Kids who test their teachers that way, or act disrespectful in the classroom, are battling something in their life where they don’t trust adults, for whatever reason. And they have some experience where adults will ultimately either abandon or abuse. Not necessarily physically, but emotionally abandon or abuse. And because that’s been their experience, now they have to test every adult they come into contact with, to see if that person is safe enough, if that person loves them enough, cares enough to hold them accountable for their behavior but do it without giving up on them. And often times, those behavioral tests that students give us feel like disrespect. But if we can think of it as just a test for us to pass for them to figure out who we’re going to be together, that will soften the way we discipline students in those moments.

So, if students are saying things like, “I don’t care. I don’t have to do that. I hate you. This is stupid. I’m bored.” Or whatever these things are that feel like disrespect to us, come up with a default thing that you can say in those moments that does assume the best of them and passes the behavioral test. For example, one of my default things was, “Mrs. Dearborn what can I do right now to behave better?” So, if a student’s saying, “This is stupid. Why do we got to do this?” “You know what you could be doing to behave better right now?” I want to go underneath their resistance or their disrespect and speak to the heart of the issue, which is that they don’t feel safe and they want my help to feel safe in my classroom and with me.

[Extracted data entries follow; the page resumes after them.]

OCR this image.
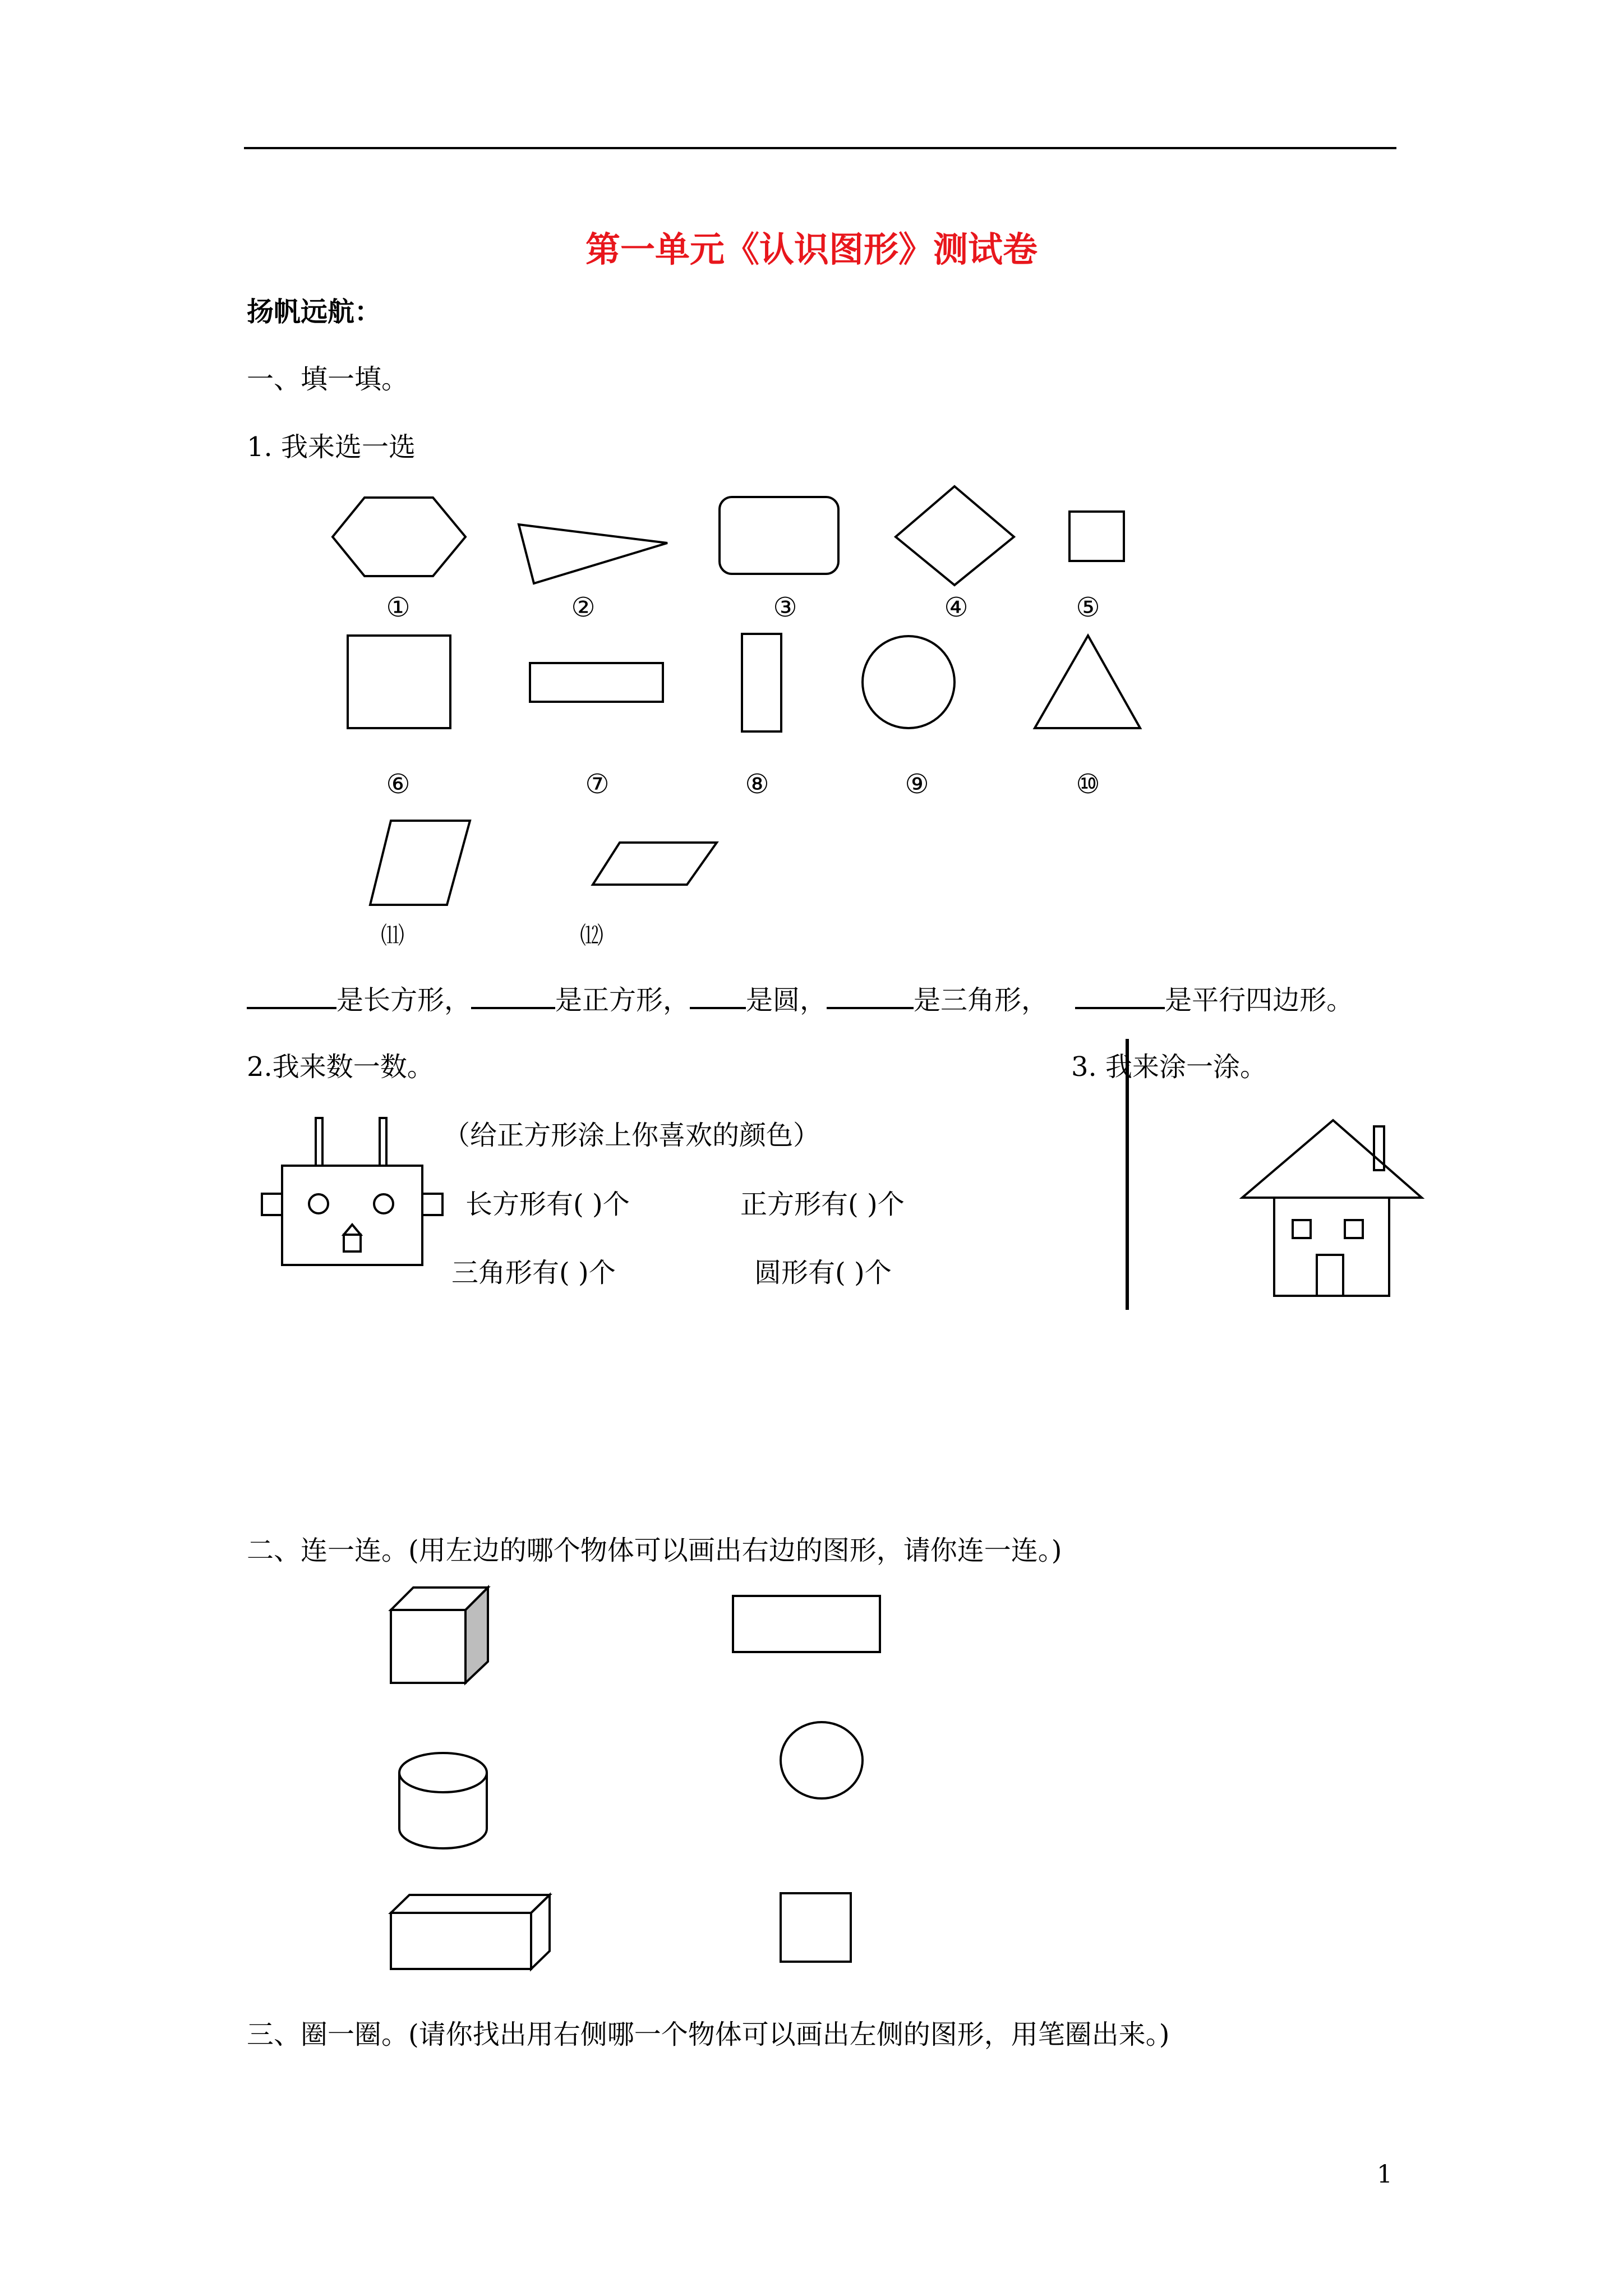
第一单元《认识图形》测试卷
扬帆远航：
一、填一填。
1. 我来选一选
①	②	③	④	⑤
⑥	⑦	⑧	⑨	⑩
⑾	⑿
是长方形，	是正方形， 是圆，	是三角形，	是平行四边形。
2.我来数一数。
（给正方形涂上你喜欢的颜色）
长方形有( )个	正方形有( )个
三角形有( )个	圆形有( )个
3. 我来涂一涂。
二、连一连。(用左边的哪个物体可以画出右边的图形，请你连一连。)
三、圈一圈。(请你找出用右侧哪一个物体可以画出左侧的图形，用笔圈出来。)
1
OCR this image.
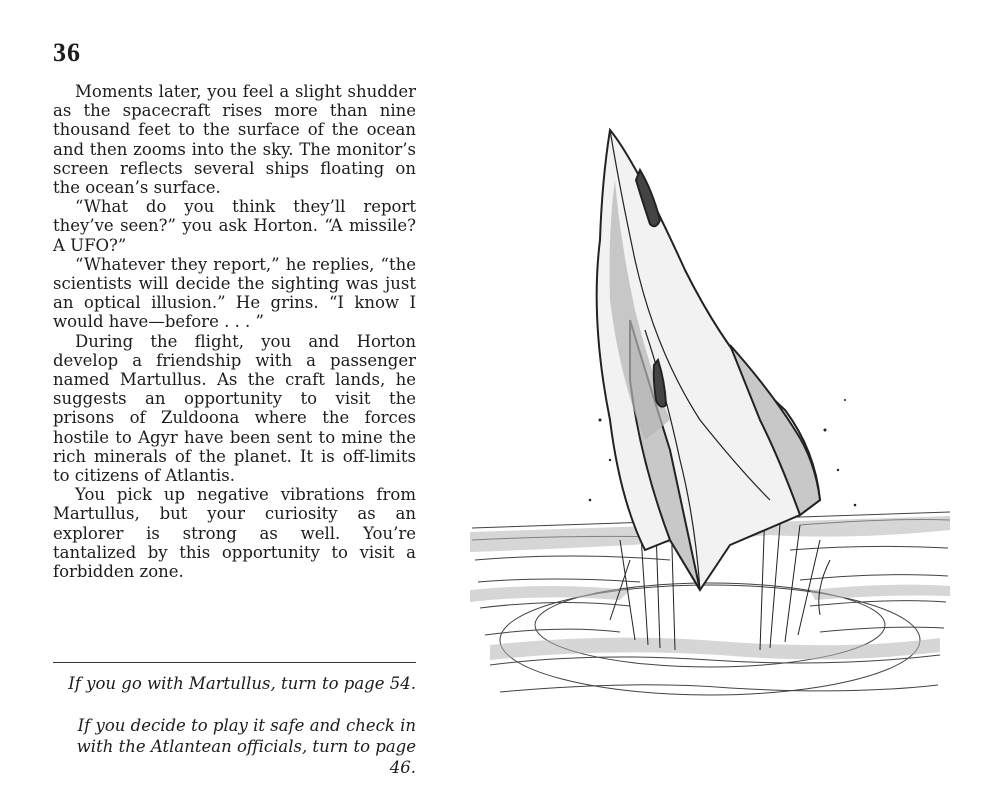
36

Moments later, you feel a slight shudder as the spacecraft rises more than nine thousand feet to the surface of the ocean and then zooms into the sky. The monitor’s screen reflects several ships floating on the ocean’s surface.

“What do you think they’ll report they’ve seen?” you ask Horton. “A missile? A UFO?”

“Whatever they report,” he replies, “the scientists will decide the sighting was just an optical illusion.” He grins. “I know I would have—before . . . ”

During the flight, you and Horton develop a friendship with a passenger named Martullus. As the craft lands, he suggests an opportunity to visit the prisons of Zuldoona where the forces hostile to Agyr have been sent to mine the rich minerals of the planet. It is off-limits to citizens of Atlantis.

You pick up negative vibrations from Martullus, but your curiosity as an explorer is strong as well. You’re tantalized by this opportunity to visit a forbidden zone.

If you go with Martullus, turn to page 54.

If you decide to play it safe and check in with the Atlantean officials, turn to page 46.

If a student says, “I don’t have to do that.” Or, “I hate you.” Or whatever that might be I say, “You know what, I hear you saying that but we’re going to work together in a productive way. So, you know what you could be doing right now?” I don’t need to take those kinds of comments personally and really they’re not personal. The students don’t really want to be attacking me, they just want me to prove to them that I can care deeply about them while still holding them accountable to speak and act appropriately in my class. And if I can pass that behavioral test then we can work productively together in the class. That’s what I would do about disrespect in the classroom.